7
Yorum
0
Beğeni
5,0
Puan
1742
Okunma

Tedirgin öpüşmelerin,
Eksik cümlelerin ve de
’Başkalaşmış’ tüm canlılara inat,
Sevdaların başıboş serseriler gibi dolaştığı,
Uzak şehirlerden kaçtım da sana geldim.
Aramızda inleyen şileplerin boğuk sesleri vardı.
Eski bir porselen fincanda,
Demli çayımı soğuttuktan sonra adını yazdım.
Altın mürekkep damlaması manasızdı,
Adın kadar altı şen gemi sokuldu hayallerime.
Soğuk çayımdan bir yudum daha alıp,
Vefanı yutkundum mecalsiz hayallerde.
Yalansız bir nedamet yola çıktı hece garından.
Korkmadan seni sevmeyi öğrendikçe yüreğim;
Her saniye daha da aşık oldu,ah mine’l aşk tadında.
Yandıkça,tadına banmaktan zevk aldı sevgim.

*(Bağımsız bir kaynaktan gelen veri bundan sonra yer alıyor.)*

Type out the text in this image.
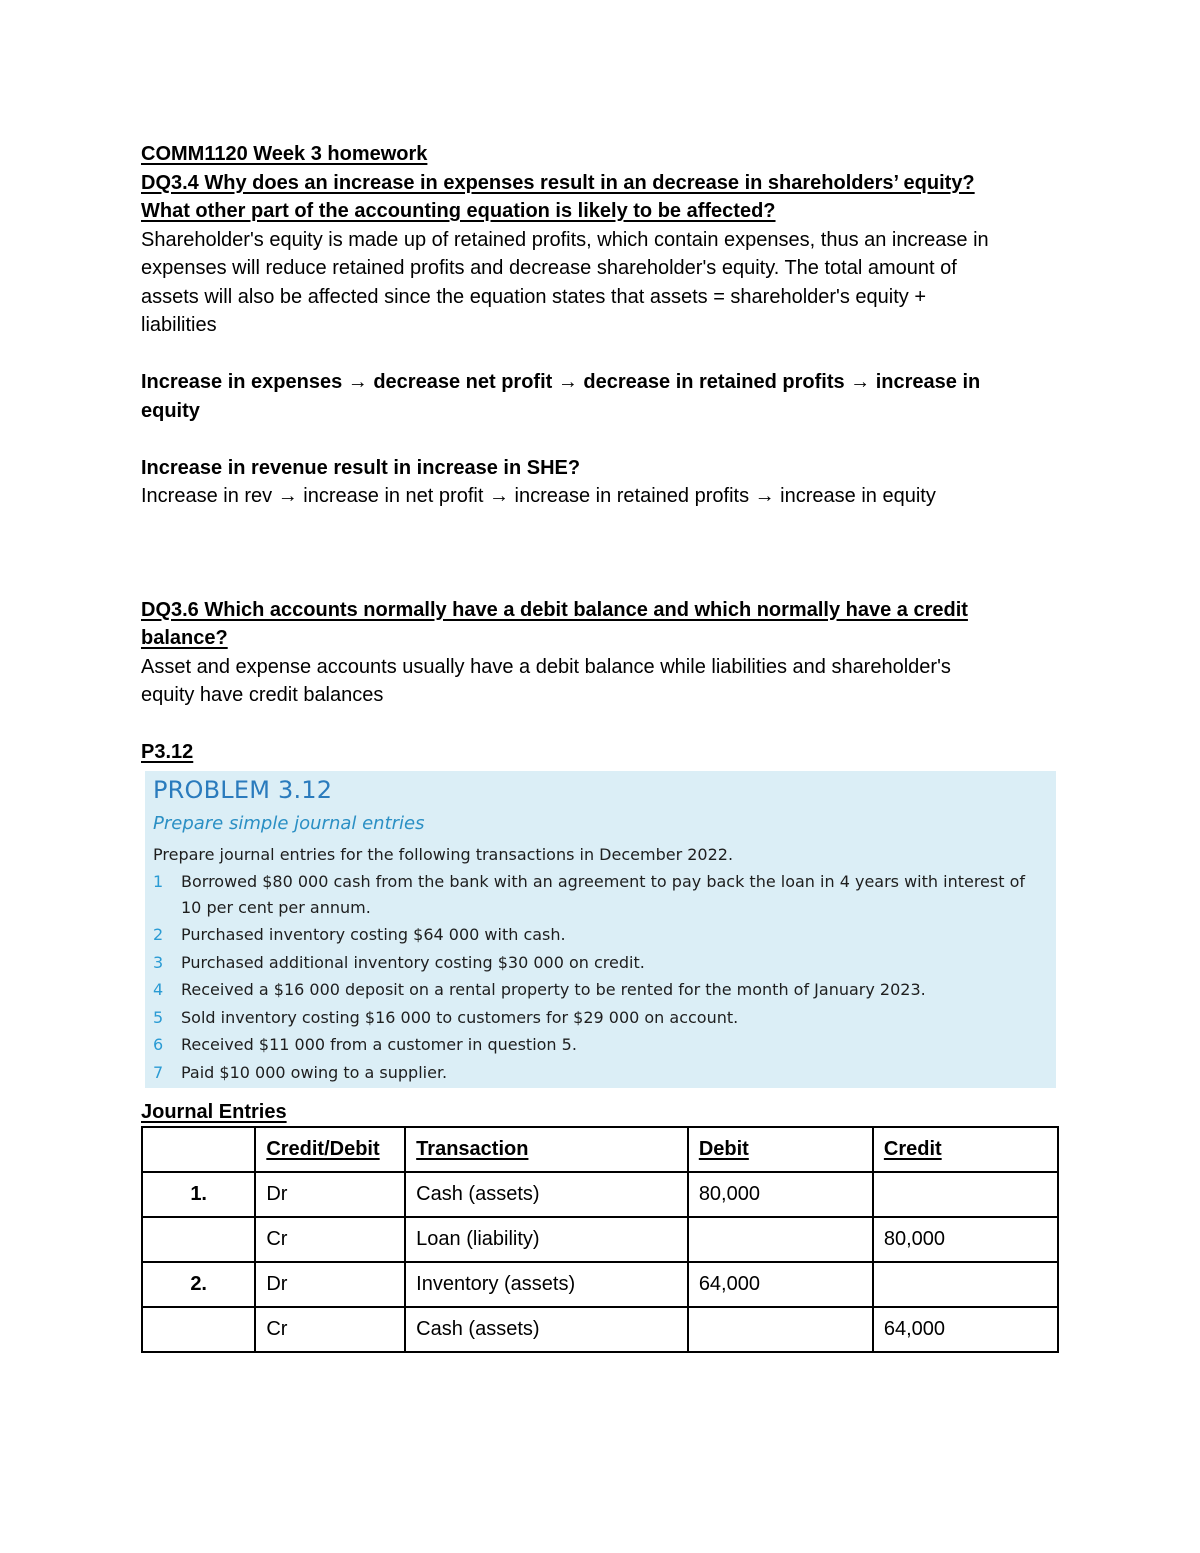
COMM1120 Week 3 homework

DQ3.4 Why does an increase in expenses result in an decrease in shareholders’ equity?

What other part of the accounting equation is likely to be affected?

Shareholder's equity is made up of retained profits, which contain expenses, thus an increase in

expenses will reduce retained profits and decrease shareholder's equity. The total amount of

assets will also be affected since the equation states that assets = shareholder's equity +

liabilities

Increase in expenses → decrease net profit → decrease in retained profits → increase in

equity

Increase in revenue result in increase in SHE?

Increase in rev → increase in net profit → increase in retained profits → increase in equity

DQ3.6 Which accounts normally have a debit balance and which normally have a credit

balance?

Asset and expense accounts usually have a debit balance while liabilities and shareholder's

equity have credit balances

P3.12

PROBLEM 3.12

Prepare simple journal entries

Prepare journal entries for the following transactions in December 2022.

1	Borrowed $80 000 cash from the bank with an agreement to pay back the loan in 4 years with interest of 10 per cent per annum.
2	Purchased inventory costing $64 000 with cash.
3	Purchased additional inventory costing $30 000 on credit.
4	Received a $16 000 deposit on a rental property to be rented for the month of January 2023.
5	Sold inventory costing $16 000 to customers for $29 000 on account.
6	Received $11 000 from a customer in question 5.
7	Paid $10 000 owing to a supplier.

Journal Entries

	Credit/Debit	Transaction	Debit	Credit
1.	Dr	Cash (assets)	80,000	
	Cr	Loan (liability)		80,000
2.	Dr	Inventory (assets)	64,000	
	Cr	Cash (assets)		64,000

Uykunu kaçırtan bir çığlık olmanın tedirginliğinde,
Yapım eklerini çekip çekiştiren lahana kokusunda,
Kuruyan ellerine bir buse bırakmaya geldim.
Sokak sokak dolaştım;
Adını,içimde ki amazonlarda bir kano amortisinde,
Aylarca sabırla kıyıyı görmesi için yüzdürüp,
Gül yüzünde,aşk rençberin oldum.
Sabırla;kumbaramda bir kadın biriktirdim.
Ne zaman kırılıp,ne zaman bana gözükür bilmem ama;
Ben tüm sevgimle yine sana geldim.
Gülücüklerini saçtırmak için;
Gülbebeğim…
5.0
100% (5)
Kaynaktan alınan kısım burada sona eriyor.